During human development, different members of the globin gene cluster are expressed at different times and in different tissues. This differential gene expression has great physiological significance. For example, hemoglobin that contains γ-globin, a subunit found in the hemoglobin of the human fetus, binds O2 more tightly than adult hemoglobin does. This specialized form of hemoglobin ensures that in the placenta, O2 will be transferred from the mother’s blood to the developing fetus’s blood. Just before birth the liver stops synthesizing fetal hemoglobin and the bone marrow cells take over, making the adult form (2 α and 2 β). Thus hemoglobins with different binding affinities for O2 are provided at different stages of human development.

In addition to genes that encode proteins, many gene families include nonfunctional pseudogenes, which are designated with the Greek letter psi (ψ) (see Figure 17.9).

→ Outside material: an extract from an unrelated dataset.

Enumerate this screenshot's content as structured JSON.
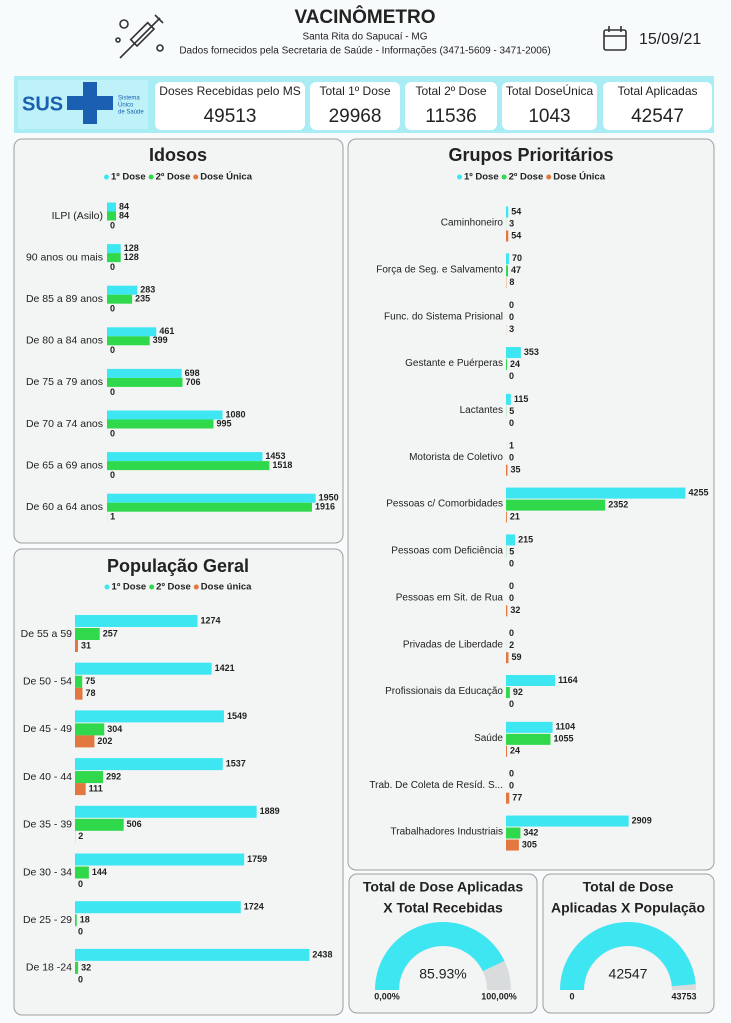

Pseudogenes result from mutations that cause a loss of function rather than an enhanced or new function. The DNA sequence of a pseudogene may not differ greatly from that of other family members. It may simply lack a promoter, for example, and thus fail to be transcribed. Or it may lack a recognition site needed for the removal of an intron, so that the transcript it makes is not correctly processed into a useful mature mRNA. In some gene families pseudogenes outnumber functional genes. In such cases, there appears to be no evolutionary advantage for the deletion of the pseudogenes, even though they have no apparent function.